Graul Chair in Arts and Languages
Sights and Sounds of Nature
with Beth Guipe Hall
Encaustic is an ancient medium for painting made by combining beeswax, damar resin, pigment and heat. Indianapolis artist Beth Guipe Hall uses encaustic as paint and as a natural adhesive for creating what she calls, encaustic collage. She composes colorful artworks using digital imagery, vintage ephemera, graphite, metal leaf and imported hand-made papers, all sealed between successive layers of natural and pigmented beeswax. Each layer of the work must be fused with heat to the previous layer to ensure the integrity of the surface. After the piece has cooled, it can be polished to a glowing sheen allowing the depth between translucent layers of wax to be revealed.
Beth’s work explores themes of personal growth, the passages of life, and the drive for self-determination.
Hall maintains a studio at the Harrison Center for the Arts in Indianapolis.
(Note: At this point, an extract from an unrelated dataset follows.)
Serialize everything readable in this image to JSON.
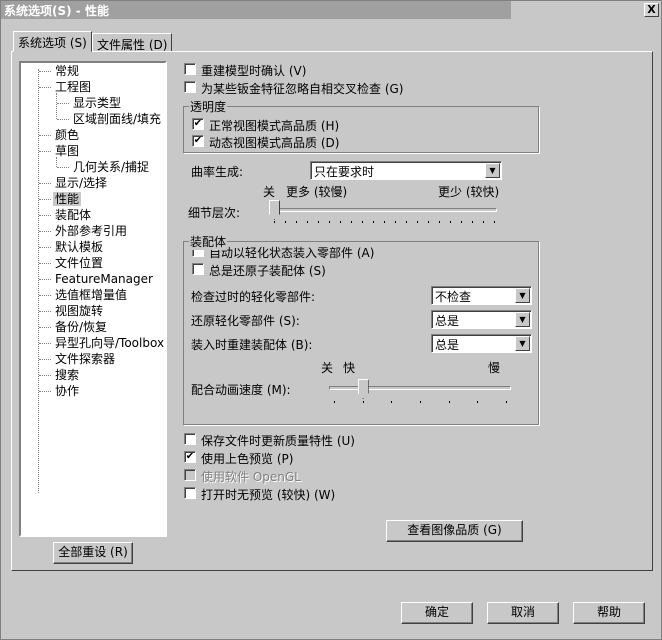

Her work has been shown at the New York Affordable Art Fair, Aqua Art Miami, the Seoul Art Fair and Art Hamptons. Her work is in private collections in South Africa, Iran, England, Australia and the United States. She is honored to have her work included in Indiana corporate collections of the Eli Lilly Foundation, Smith and Amundsen, Renaissance, The Whitt, Southeastern REMC and Joy’s House.